Sport : Jetzt ist die Fifa gefragt

Cottbus streitet mit Sofia über Angelow-Transfer

Christian Tretbar

Berlin - Eigentlich könnte sich Stanislaw Angelow die Schinderei noch sparen. Er macht das harte Vorbereitungsprogramm von Energie-Trainer Petrik Sander genauso mit wie alle anderen Cottbuser Spieler, nur, dass er noch gar keine Spielberechtigung hat. Auch beim knappen Testspielsieg gegen den Berliner Regionalligisten 1. FC Union (1:0) durfte er nur zusehen. Grund dafür ist der Transferstreit zwischen seinem ehemaligen Klub Lewski Sofia und seinem neuen Klub Energie Cottbus. Durch eine Ausstiegsklausel mit einer festgeschriebenen Ablösesumme in Höhe von 180 000 Euro konnte der bulgarische Nationalspieler bei Energie einen Vertrag bis 2010 unterschreiben. Lewski bestreitet jedoch die Existenz einer solchen Klausel und verweigert dem 29-Jährigen die Freigabe. Die Bulgaren wollen über eine höhere Ablöse verhandeln.

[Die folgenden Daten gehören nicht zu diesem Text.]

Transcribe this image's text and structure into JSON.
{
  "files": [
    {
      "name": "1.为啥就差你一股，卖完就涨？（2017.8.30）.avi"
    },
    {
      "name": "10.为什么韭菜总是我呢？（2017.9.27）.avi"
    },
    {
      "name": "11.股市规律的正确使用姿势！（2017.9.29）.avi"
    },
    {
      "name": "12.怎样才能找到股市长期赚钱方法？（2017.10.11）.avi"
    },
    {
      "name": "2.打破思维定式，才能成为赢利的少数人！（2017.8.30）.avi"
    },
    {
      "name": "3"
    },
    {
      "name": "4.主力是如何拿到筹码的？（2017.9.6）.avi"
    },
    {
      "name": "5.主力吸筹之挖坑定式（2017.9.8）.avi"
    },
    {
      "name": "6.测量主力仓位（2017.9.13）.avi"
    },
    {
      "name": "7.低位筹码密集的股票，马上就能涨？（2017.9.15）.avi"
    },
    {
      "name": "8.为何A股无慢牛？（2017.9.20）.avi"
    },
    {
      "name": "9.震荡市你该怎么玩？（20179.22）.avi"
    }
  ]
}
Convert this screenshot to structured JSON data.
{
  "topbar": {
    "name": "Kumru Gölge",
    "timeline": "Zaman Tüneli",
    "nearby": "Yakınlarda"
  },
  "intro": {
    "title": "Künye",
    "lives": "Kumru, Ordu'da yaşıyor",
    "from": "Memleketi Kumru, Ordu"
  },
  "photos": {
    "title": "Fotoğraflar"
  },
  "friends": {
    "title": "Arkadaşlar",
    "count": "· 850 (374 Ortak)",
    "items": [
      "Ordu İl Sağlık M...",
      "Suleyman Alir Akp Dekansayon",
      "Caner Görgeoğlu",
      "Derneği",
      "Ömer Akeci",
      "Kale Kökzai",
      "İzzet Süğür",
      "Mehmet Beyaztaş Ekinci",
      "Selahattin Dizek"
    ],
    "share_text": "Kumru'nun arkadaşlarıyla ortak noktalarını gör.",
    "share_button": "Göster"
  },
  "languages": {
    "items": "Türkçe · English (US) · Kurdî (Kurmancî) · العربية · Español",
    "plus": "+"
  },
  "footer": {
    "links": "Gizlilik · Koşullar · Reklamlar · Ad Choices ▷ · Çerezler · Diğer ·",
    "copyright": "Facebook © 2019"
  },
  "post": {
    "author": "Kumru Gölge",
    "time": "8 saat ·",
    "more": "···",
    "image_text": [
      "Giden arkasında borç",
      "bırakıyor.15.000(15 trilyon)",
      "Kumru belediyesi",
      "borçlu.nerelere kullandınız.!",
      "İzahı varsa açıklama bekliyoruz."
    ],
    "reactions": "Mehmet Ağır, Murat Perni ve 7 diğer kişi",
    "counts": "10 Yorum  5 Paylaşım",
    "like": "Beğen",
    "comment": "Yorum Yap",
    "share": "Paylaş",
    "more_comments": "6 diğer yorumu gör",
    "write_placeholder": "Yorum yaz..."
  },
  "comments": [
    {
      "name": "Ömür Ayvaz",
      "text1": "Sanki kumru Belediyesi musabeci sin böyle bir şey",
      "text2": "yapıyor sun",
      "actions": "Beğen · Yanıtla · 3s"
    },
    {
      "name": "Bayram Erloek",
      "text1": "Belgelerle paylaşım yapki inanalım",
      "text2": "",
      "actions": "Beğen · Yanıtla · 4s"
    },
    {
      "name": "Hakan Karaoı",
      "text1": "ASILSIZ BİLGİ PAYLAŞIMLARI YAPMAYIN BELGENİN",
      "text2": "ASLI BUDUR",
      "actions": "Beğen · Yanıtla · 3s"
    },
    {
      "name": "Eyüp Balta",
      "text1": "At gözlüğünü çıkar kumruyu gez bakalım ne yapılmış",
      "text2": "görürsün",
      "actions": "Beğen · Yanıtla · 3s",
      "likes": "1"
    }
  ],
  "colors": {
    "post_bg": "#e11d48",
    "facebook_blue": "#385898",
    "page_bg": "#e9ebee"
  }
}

„Uns liegt der Vertrag vor, und darin ist die Klausel eindeutig festgeschrieben“, sagt Energie-Sprecher Ronny Gersch. Der Streit gipfelte in einem Nazi-Vergleich, den Lewski-Präsident Todor Batkow zog. „Offenbar haben sie ihre Lektion aus der Geschichte nicht gelernt: Wir leben im Jahr 2007 und nicht 1942“, sagte Batkow. Nachdem Verhandlungsbemühungen des Deutschen Fußball-Bundes gescheitert sind, beschäftigt sich jetzt der Weltfußballverband (Fifa) mit dem Fall.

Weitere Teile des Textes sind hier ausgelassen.